DDT is not being proposed as a solution in the U.S., although
its judicious use in sub-Saharan Africa would dramatically reduce
the incidence of malaria.
The problem in the U.S. has been the "Ban on Dursban" and Diazinon,
which went into effect circa 2000. Which just so happens to be when
we first start seeing reports of a resurgence in bedbug
infestations. Coincidence?
P.S. Reason Magazine should really do some in depth reporting on
this issue; when Dursban was banned in 2000, the online version of
Reason Magazine predicted it would have negative public health
consequences. Why no follow-up?
J sub D,
You lousy traitor. Michigan as a bug hellhole--ha! We have more
insect species than Michigan has bugs.
In Fresno, we had cockroaches the size of volkswagon beetles. Used to tether them up and ride them around, but only at night, and somebody had to flip the lights on and off.
Aren't the Democrats the ones pledging to get government out of our bedrooms?

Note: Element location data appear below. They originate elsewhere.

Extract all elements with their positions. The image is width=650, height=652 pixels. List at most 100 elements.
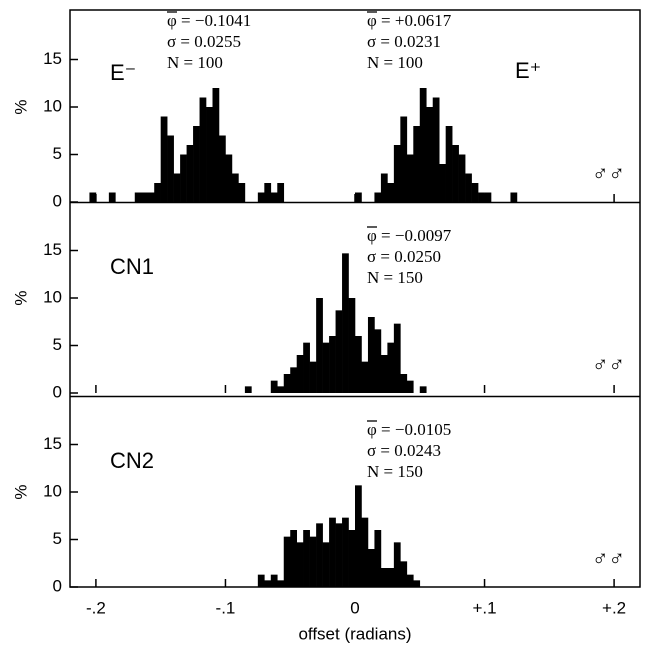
bar [303,530,310,587]
bar [270,574,278,587]
bar [89,192,97,202]
bar [335,523,343,587]
bar [329,336,336,393]
bar [387,342,395,393]
bar [465,173,472,202]
bar [270,192,278,202]
bar [141,192,149,202]
bar [316,298,323,393]
bar [244,386,252,393]
bar [413,126,421,202]
stat-line: σ = 0.0243 [367,441,441,460]
stat-line: N = 100 [167,53,223,72]
bar [335,310,343,393]
bar [348,530,356,587]
bar [439,164,446,202]
bar [108,192,116,202]
bar [445,126,453,202]
bar [348,298,356,393]
bar [484,192,492,202]
bar [193,126,200,202]
bar [212,88,220,202]
bar [160,116,168,202]
bar [264,580,272,587]
bar [419,88,427,202]
bar [296,355,304,393]
bar [277,183,285,202]
bar [322,542,330,587]
bar [225,154,233,202]
bar [355,336,362,393]
x-tick-label: -.1 [216,598,236,617]
bar [400,561,408,587]
bar [426,107,434,202]
bar [257,574,265,587]
stat-line: σ = 0.0255 [167,32,241,51]
stat-line: φ = −0.0097 [367,226,452,245]
bar [218,135,226,202]
bar [400,116,408,202]
x-tick-label: +.1 [472,598,496,617]
bar [419,386,427,393]
bar [290,530,298,587]
male-symbol: ♂♂ [592,351,625,376]
bar [458,154,466,202]
bar [322,342,330,393]
y-tick-label: 10 [43,287,62,306]
bar [367,317,375,393]
bar [355,485,362,587]
bar [238,183,246,202]
bar [264,183,272,202]
x-tick-label: 0 [350,598,359,617]
bar [387,568,395,587]
y-tick-label: 0 [53,191,62,210]
bar [393,323,401,393]
bar [303,342,310,393]
bar [374,192,382,202]
bar [374,530,382,587]
bar [471,183,479,202]
bar [231,173,239,202]
y-tick-label: 15 [43,240,62,259]
panel-label: CN1 [110,254,154,279]
bar [277,580,285,587]
bar [393,542,401,587]
bar [277,386,285,393]
bar [186,145,194,202]
bar [199,97,207,202]
bar [283,536,291,587]
bar [387,183,395,202]
bar [361,361,369,393]
bar [329,517,336,587]
bar [510,192,518,202]
bar [380,173,388,202]
bar [413,580,421,587]
y-axis-label: % [11,484,30,499]
bar [374,329,382,393]
bar [478,192,485,202]
male-symbol: ♂♂ [592,545,625,570]
y-tick-label: 5 [53,529,62,548]
stat-line: N = 150 [367,462,423,481]
bar [206,107,213,202]
bar [432,97,440,202]
x-axis-label: offset (radians) [298,624,411,643]
bar [342,517,349,587]
bar [342,253,349,393]
bar [173,173,181,202]
bar [180,154,187,202]
x-tick-label: -.2 [86,598,106,617]
bar [406,154,414,202]
panel-label: CN2 [110,448,154,473]
bar [380,568,388,587]
stat-line: N = 150 [367,268,423,287]
y-tick-label: 10 [43,96,62,115]
y-tick-label: 5 [53,144,62,163]
bar [452,145,459,202]
bar [393,145,401,202]
bar [167,135,174,202]
y-tick-label: 5 [53,335,62,354]
bar [355,192,362,202]
stat-line: N = 100 [367,53,423,72]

Bedbugs are no laughing matter. Up until two months ago, I never had an insect in my home. I woke up one morning with a rash on my back and thought that it was the new medication that my doctor prescribed for me. Lo and behold, it was bedbug bites. I threw my bed out and purchased a new mattress and boxspring and had to purchase a new living room set. I had to buy about $1000 dollars worth of pesticides online. Prior to that I had a pro. Pest control come in and treat my home to no avail. So far my expenses are at $7000 dollars.
Nigel and Tom pretty much unwittingly nailed why bed bugs are much worse than roaches. Roaches don't feed on you and usually don't crawl on you. Bed bugs crawl on you and suck your blood every night, and infest your furniture and clothing. No big deal, eh?